All that can learned from this aside into speculative hermeneutics is that faith is my saving grace. If faith in Christ is salvation in the next life for Christians as a completion of the Old Law of Anxiety, then faith in myself must be my salvation for life here on earth. Leviticus might have been infinitely extended, but all law would pale in comparison to God’s gift of himself to mankind. Indeed, my worries might be infinitely extended, but all anxiety, precaution, fear, and doubt pale in comparison to my gift of love to myself. There is no certitude which will win my love, just as there was no law which could win the Jews salvation. For this reason Christ is said to have saved all the Jews, who burnt in Hell (Luke 16:23) – this “harrowing” of or descent into Hell was to save all the righteous who could never have saved themselves – to be saved is a matter delivered from on high alone, and no amount of commandments can change that fact.

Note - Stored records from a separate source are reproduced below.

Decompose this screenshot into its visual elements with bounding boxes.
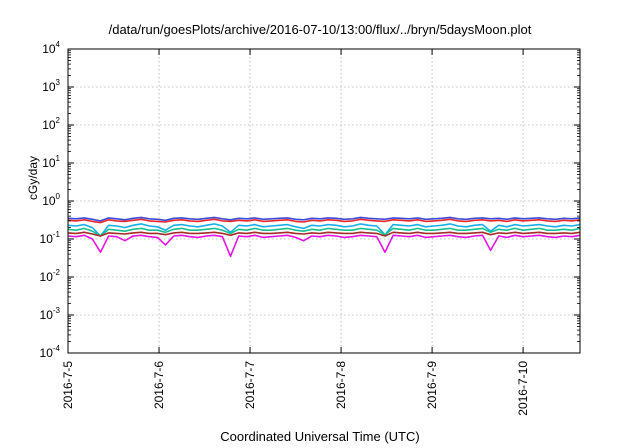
- series-line-1: [67, 216, 581, 222]
- y-tick-label: 101: [42, 154, 60, 170]
- x-tick-label: 2016-7-8: [334, 361, 348, 409]
- x-tick-label: 2016-7-7: [243, 361, 257, 409]
- series-line-5: [67, 231, 581, 237]
- x-tick-label: 2016-7-10: [516, 361, 530, 416]
- y-axis-label: cGy/day: [26, 155, 40, 200]
- chart-title: /data/run/goesPlots/archive/2016-07-10/1…: [108, 22, 532, 37]
- y-tick-label: 103: [42, 78, 60, 94]
- grid-lines: [68, 49, 580, 353]
- x-axis-label: Coordinated Universal Time (UTC): [220, 429, 420, 444]
- series-line-6: [67, 234, 581, 258]
- y-tick-label: 100: [42, 192, 60, 208]
- y-tick-label: 10-3: [40, 306, 61, 322]
- x-tick-label: 2016-7-9: [425, 361, 439, 409]
- series-lines: [67, 216, 581, 258]
- x-tick-label: 2016-7-5: [61, 361, 75, 409]
- y-tick-label: 102: [42, 116, 60, 132]
- y-tick-label: 10-2: [40, 268, 61, 284]
- y-tick-label: 10-1: [40, 230, 61, 246]
- series-line-4: [67, 227, 581, 237]
- series-line-3: [67, 223, 581, 237]
- x-tick-label: 2016-7-6: [152, 361, 166, 409]
- series-line-2: [67, 218, 581, 224]
- axis-ticks: 10-4 10-3 10-2 10-1 100 101 102 103 104 2016-7-5 2…: [40, 40, 580, 416]
- y-tick-label: 10-4: [40, 344, 61, 360]
- y-tick-label: 104: [42, 40, 60, 56]
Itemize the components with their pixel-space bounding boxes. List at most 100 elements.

So too must I, no, must we all, descend into ourselves in our subjectivity to overcome our worries. There is no “this,” no injunction, no precept, no command, no artifice, no construct, no corporeality which will save me. No amount of worrying and thought will ever keep me safe, for safety is lived, not thought. No, there is neither any amount of thought which will let me live, for a life lived only in thought is no life at all. To clear away at the overgrowth, then, is to set the soul free from the chains of the Old Law through self-descent, self-introjection, and an ongoing process of self-transformation. It is, in other words, to embrace one’s own private law of love: love of self, love of neighbor, and love of the world. Where before inferiority and self-disgust struck at my sciatic, my Gid Hanasheh hurt in an interior struggle against an angel, now must I be transfigured, from Old to New, from anxiety to love, from Jacob to Israel, from a boy to a man living in the radiant light of love.